Portuguese communist and political prisoner

Aida Magro (1918 – 2011) was a Portuguese communist who was a campaigner against the authoritarian Estado Novo regime. She was held as a political prisoner for six years.
==Early life==
Aida de Freitas Loureiro Magro was born in Huíla Province in what at the time was the Portuguese colony of Angola on 4 April 1918. She was the daughter of Benvinda Freitas Loureiro and António Pedro Loureiro. She graduated in chemical engineering from the Industrial Institute of Lisbon where she was a participant in various student struggles. She married a distant cousin, José Magro (1920 – 1980), who was a Portuguese Communist Party (PCP) activist.
==Political life==
Magro joined the PCP in 1942. In 1945, she went underground as a Party official, taking over, among other tasks, the control of the PCP committee for the eastern zone of Lisbon, at the time the most important working area in the city, and contributing to A Voz das Camaradas (The Voices of the Comrades), the magazine for PCP members. Her task in Lisbon represented an unusual level of responsibility for a woman in the PCP of that time.

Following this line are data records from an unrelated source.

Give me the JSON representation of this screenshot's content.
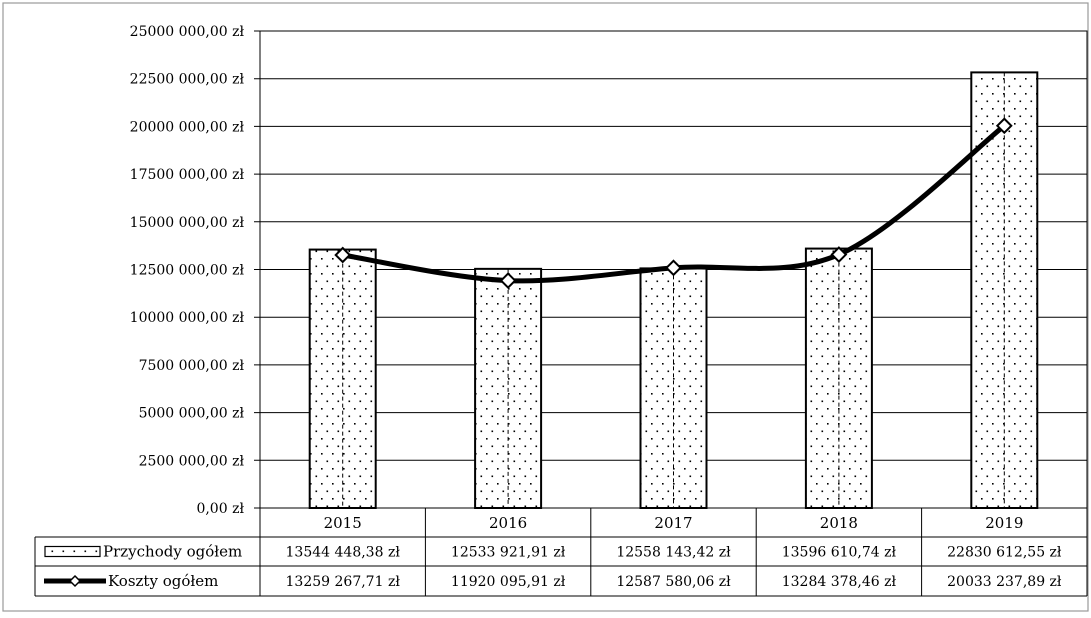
{
  "chart_data": {
    "type": "bar",
    "categories": [
      "2015",
      "2016",
      "2017",
      "2018",
      "2019"
    ],
    "y_ticks": [
      "0,00 zł",
      "2500 000,00 zł",
      "5000 000,00 zł",
      "7500 000,00 zł",
      "10000 000,00 zł",
      "12500 000,00 zł",
      "15000 000,00 zł",
      "17500 000,00 zł",
      "20000 000,00 zł",
      "22500 000,00 zł",
      "25000 000,00 zł"
    ],
    "ylim": [
      0,
      25000000
    ],
    "grid": true,
    "legend": "data-table",
    "series": [
      {
        "name": "Przychody ogółem",
        "type": "bar",
        "values": [
          13544448.38,
          12533921.91,
          12558143.42,
          13596610.74,
          22830612.55
        ],
        "labels": [
          "13544 448,38 zł",
          "12533 921,91 zł",
          "12558 143,42 zł",
          "13596 610,74 zł",
          "22830 612,55 zł"
        ]
      },
      {
        "name": "Koszty ogółem",
        "type": "line",
        "values": [
          13259267.71,
          11920095.91,
          12587580.06,
          13284378.46,
          20033237.89
        ],
        "labels": [
          "13259 267,71 zł",
          "11920 095,91 zł",
          "12587 580,06 zł",
          "13284 378,46 zł",
          "20033 237,89 zł"
        ]
      }
    ]
  }
}
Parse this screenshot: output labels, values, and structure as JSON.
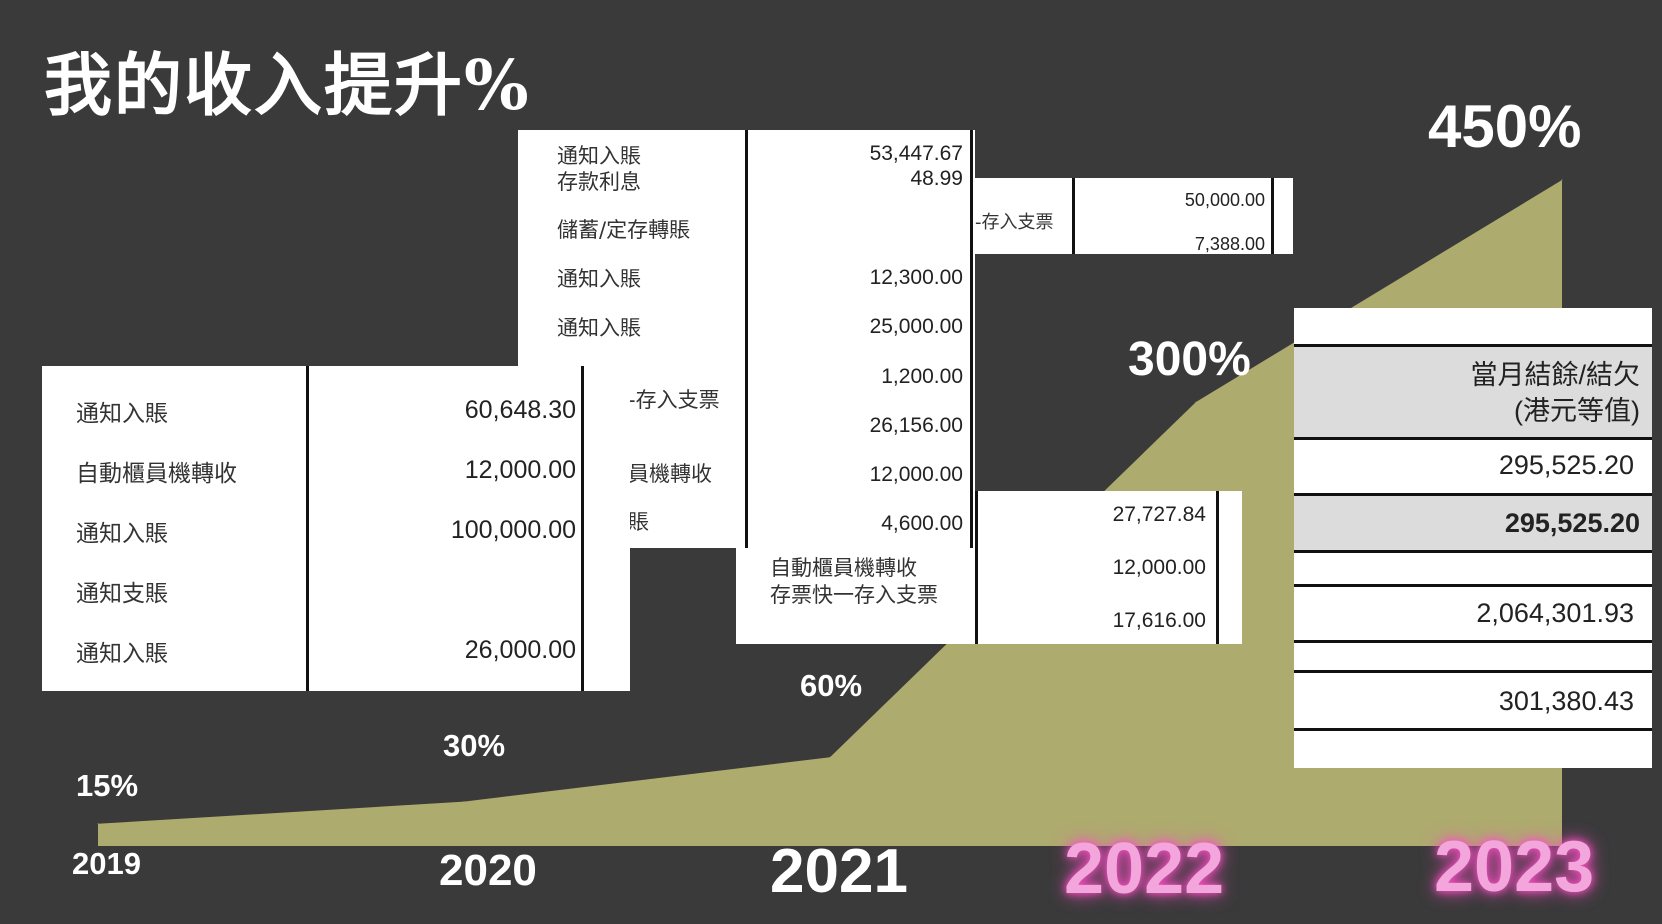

At the end of World War II food was scarce and communists living clandestinely did not have access to rations provided by the state. Her family was dependent on financial support from the PCP and had to buy supplies of basic foodstuffs on the black market. When her daughter was nine months old, she was sent to her grandparents, as having a child was not compatible with working clandestinely. Magro lived in 14 different houses and would not see her daughter for 14 years.
==Arrest==
Her husband was arrested in January 1951 and released in 1957. Magro was arrested about one month after her husband was freed in 1957. She was held in isolation in Caxias prison near Lisbon for more than six months. She was formally tried in July 1958 and sentenced to two and a half years imprisonment but was, in fact, not released until February 1963. Meanwhile her husband was arrested again in 1959 and also held in Caxias prison, from where he escaped in 1961, being recaptured in 1962. After her release, Magro started to work in support of political prisoners. Despite having engineering qualifications, she found it very difficult to get work because of her communist connections. She ended up doing "a little bit of everything" in order to survive. She had been placed on parole for three years and was not permitted to leave Lisbon. By the time of her release her husband had again been detained. He would not leave prison until the Estado Novo was overthrown by the Carnation Revolution of 25 April 1974.

After the Carnation Revolution, Aida Magro became a PCP official. She joined the regional organization for Lisbon, working in Sintra as well as at the Party's headquarters. She died on 11 November 2011.